Chiodi venne indagato per la vicenda delle cliniche private nel 2014 in concomitanza con l’indagine sulle presunte irregolarità sui rimborsi regionali (la cosiddetta “Rimborsopoli”). “Tutto avvenne a tre mesi dalle elezioni regionali. Con ‘Rimborsopoli’ sono stato sputtanato in tutta Italia. Ci furono trasmissioni in televisione, prime pagine dei giornali. Alla fine anche in questa vicenda sono stato assolto perché il fatto non sussisteva, insieme a tutti gli altri consiglieri e assessori imputati”, ricorda Chiodi. “Tutto ciò mi ha fatto fuori dalla politica e ha creato problemi molto pesanti sul piano famigliare e lavorativo”.

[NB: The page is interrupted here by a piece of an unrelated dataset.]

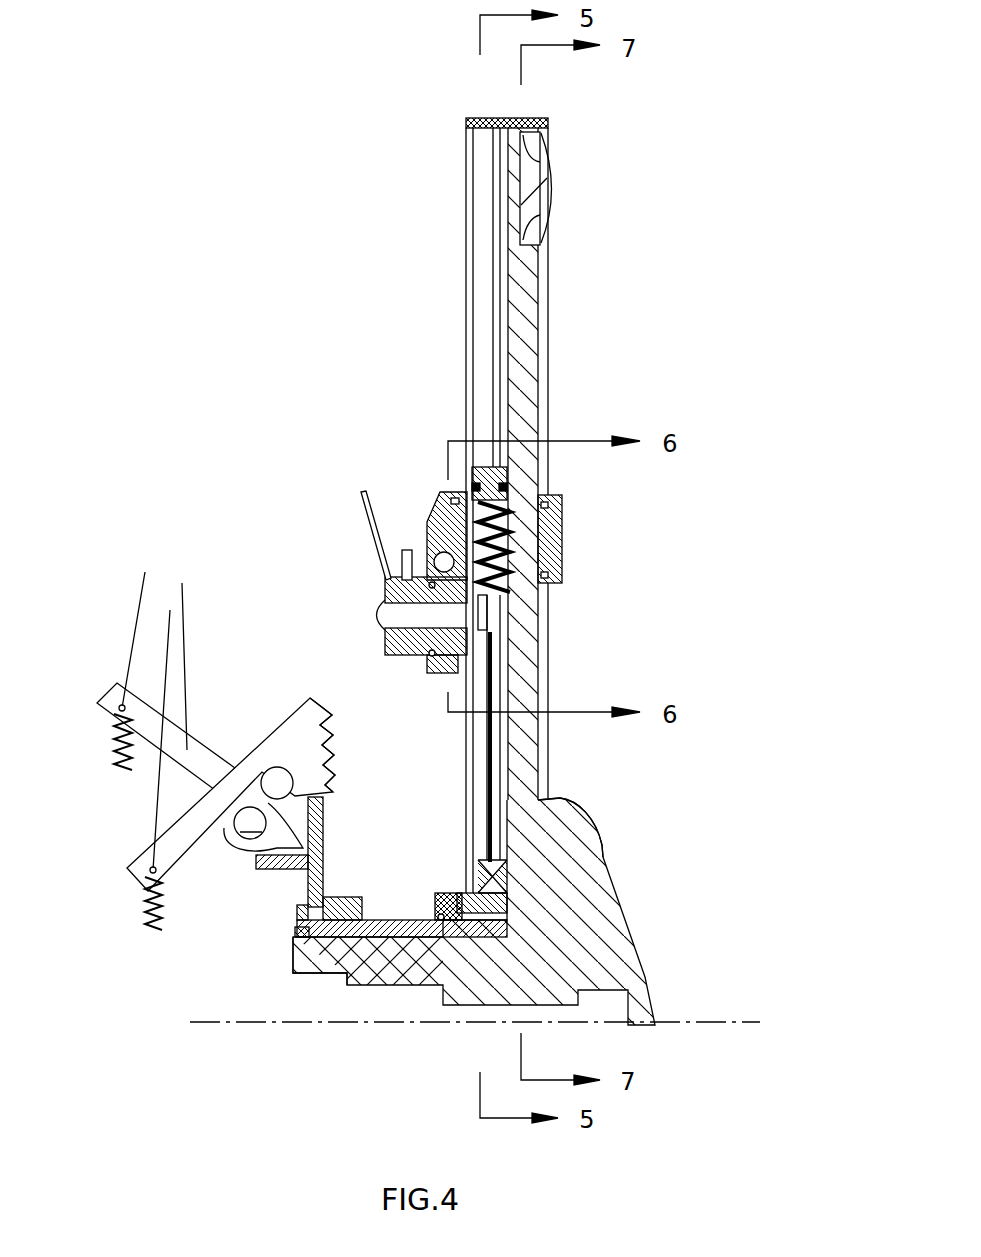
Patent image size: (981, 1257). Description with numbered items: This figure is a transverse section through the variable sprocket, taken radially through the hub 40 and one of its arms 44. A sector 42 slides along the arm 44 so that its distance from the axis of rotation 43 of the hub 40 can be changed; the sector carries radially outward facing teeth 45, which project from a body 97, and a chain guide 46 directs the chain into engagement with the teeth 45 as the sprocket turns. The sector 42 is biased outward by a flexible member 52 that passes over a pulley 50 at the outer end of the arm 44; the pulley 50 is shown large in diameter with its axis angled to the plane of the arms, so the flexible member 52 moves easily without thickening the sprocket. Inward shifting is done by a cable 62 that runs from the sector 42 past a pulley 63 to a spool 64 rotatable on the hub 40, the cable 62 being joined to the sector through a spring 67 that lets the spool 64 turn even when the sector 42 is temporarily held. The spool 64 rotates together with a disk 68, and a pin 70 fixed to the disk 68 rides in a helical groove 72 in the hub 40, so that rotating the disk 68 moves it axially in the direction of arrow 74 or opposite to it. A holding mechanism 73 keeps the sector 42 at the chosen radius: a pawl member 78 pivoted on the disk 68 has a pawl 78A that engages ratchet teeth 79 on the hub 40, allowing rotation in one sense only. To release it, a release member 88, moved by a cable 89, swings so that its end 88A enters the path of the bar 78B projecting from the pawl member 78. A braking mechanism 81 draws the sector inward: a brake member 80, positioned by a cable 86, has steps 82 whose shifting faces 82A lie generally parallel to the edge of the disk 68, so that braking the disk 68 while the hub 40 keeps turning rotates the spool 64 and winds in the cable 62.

“Il problema, oltre alla lunghezza del processo, è la superficialità con la quale si svolgono le indagini. La polizia giudiziaria va solo alla ricerca a carico degli indagati, c’è una totale irresponsabilità dei magistrati, e così partono processi che molto spesso sono mal istruiti e diventano finalizzati alla ricerca della prova. Questo determina un allungamento dei tempi. La sanzione, quando arriva, è tardiva. Quando invece arriva la ‘riabilitazione’, questa oltre che tardiva è beffarda. La beffa massima è vedere che coloro che hanno sbagliato hanno fatto carriera, grazie proprio a quelle indagini eclatanti”, dice Chiodi.
“L’impressione è che nessuno monitori il successo o l’insuccesso delle indagini. Il problema si può risolvere soltanto se si spingono i magistrati a essere prudenti nelle indagini: perseguire davvero quando è necessario, ma andare con i piedi di piombo laddove non ci sono certezze sulle accuse. Perché il rischio è quello di far male veramente alle persone. Chi ha potere deve giurare di non abusarne. Questo vale per i politici, ma pure per i magistrati”, conclude l’ex governatore.